The attorney-client privilege, as codified in CPLR 4503, “fosters the open dialogue between lawyer and client that is deemed essential to the effective representation.”1 However, the privilege is not without its costs, namely an “obstacle to the truth-finding process.”2 As stated by then Judge Bernard Sheintag over 80 years ago: “[T]he exercise of the privilege may at times result in concealing the truth and in allowing the guilty to escape. That is an evil which…is considered to be outweighed by the benefit which results to the administration of justice generally.”3 With this concern in mind, New York courts have historically emphasized that the privilege and its claimed protection “must be narrowly construed.”4 Expressed differently, the applicability of the privilege will be limited to circumstances that are necessary to achieve its purpose.5

In June, the Court of Appeals announced a decision that addressed the privilege with this constrained approach in mind.
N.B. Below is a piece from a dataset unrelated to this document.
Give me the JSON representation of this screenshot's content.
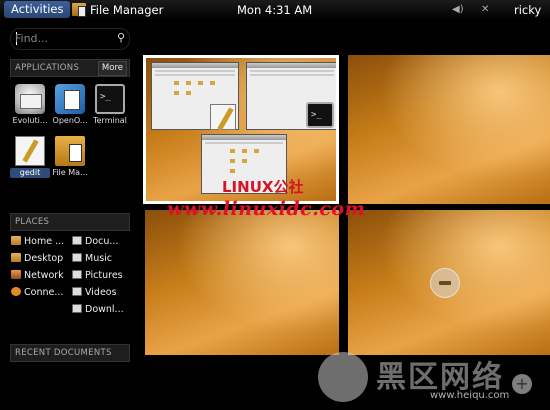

It held in Ambac Assurance Corp. v. Countrywide Home Loans, 2016 N.Y. Slip Op. 04439 (June 9, 2016), a 4-2 decision, that the common interest doctrine, which allows separately represented parties with common legal interests to share privileged information with each other and their respective attorneys without a loss of the privilege,6 applies only when the communications relate to pending or anticipated litigation. In so holding, the court rejected an effort to have the doctrine apply in a purely transactional setting as it perceived no demonstrated need for such an extension because transactional parties and their attorneys already have sufficient incentive to share information to close the transaction.